Nikol Pashinyan said today that he has questions regarding the joint statement of the EAEU issued on May 29, which was adopted by the presidents of four countries at a summit held in his absence. Pashinyan says he has questions for his EAEU partners about how such decisions could be made without his participation. The Armenian prime minister is clearly trying, as the Russians say, to “put a good face on a bad game.” Because if Nikol Pashinyan truly had questions, he should have raised them on June 1, for example, when he received a phone call from the leader of the EAEU, Russian President Vladimir Putin.

Let me remind you that the summit held in Astana on May 29 was, in essence, ultimatum-like in its logic. Two days later, Russian President Putin called Nikol Pashinyan on the occasion of his birthday. Incidentally, as later reported by the Armenian government’s information department, Pashinyan first highly praised Putin’s ability to smooth over sharp corners and approach matters with understanding, and also thanked the Russian president for his support. The EAEU quartet presents Nikol Pashinyan with a text resembling an ultimatum, and two days later, during a telephone conversation, Pashinyan thanks President Putin for some kind of support. Isn’t that strange? What do you think? And it is even stranger when today Nikol Pashinyan says that he has questions. Could he not have asked those questions directly to the Russian president on June 1, while the matter was still fresh?

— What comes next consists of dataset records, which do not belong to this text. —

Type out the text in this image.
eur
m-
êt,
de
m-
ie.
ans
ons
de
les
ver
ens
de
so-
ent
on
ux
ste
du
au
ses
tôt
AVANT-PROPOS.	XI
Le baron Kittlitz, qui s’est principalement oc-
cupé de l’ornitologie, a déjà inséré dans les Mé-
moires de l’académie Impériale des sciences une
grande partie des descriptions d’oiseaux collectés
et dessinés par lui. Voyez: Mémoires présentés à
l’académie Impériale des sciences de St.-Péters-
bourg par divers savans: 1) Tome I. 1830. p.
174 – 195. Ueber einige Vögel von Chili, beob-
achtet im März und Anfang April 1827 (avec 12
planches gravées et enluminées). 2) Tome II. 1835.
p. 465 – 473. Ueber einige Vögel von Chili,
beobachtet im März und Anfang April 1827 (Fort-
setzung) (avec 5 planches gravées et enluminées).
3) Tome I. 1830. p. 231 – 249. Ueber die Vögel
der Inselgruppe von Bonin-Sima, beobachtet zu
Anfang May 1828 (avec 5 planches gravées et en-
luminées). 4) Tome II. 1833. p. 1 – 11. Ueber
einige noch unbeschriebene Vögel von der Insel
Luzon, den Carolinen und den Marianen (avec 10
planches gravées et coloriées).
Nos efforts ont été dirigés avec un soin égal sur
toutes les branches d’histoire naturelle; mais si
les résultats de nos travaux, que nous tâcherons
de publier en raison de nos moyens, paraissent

Or perhaps, in that sense, the only ‘hot’ matter that could have been discussed during the phone conversation held on the occasion of the June 1 anniversary was the menu for Nikol Pashinyan’s holiday table on that festive day — the possible assortment of hot dishes. Although, in those days, the prime minister’s menu seemed to belong to campaign tables.

But the questions related to the ultimatum received from the EAEU should have been raised immediately, because, at least on the surface, that ultimatum seemed to spoil the pre-election extravagance. But, I repeat, instead, Pashinyan thanked Putin for his support. Now he is preparing to ask questions.

Or perhaps it was Russia’s president who, on June 1, posed—or rather conveyed—those questions to him, so that they could be placed on the EAEU’s table at some future occasion, where Armenia is more the occasion than the cause.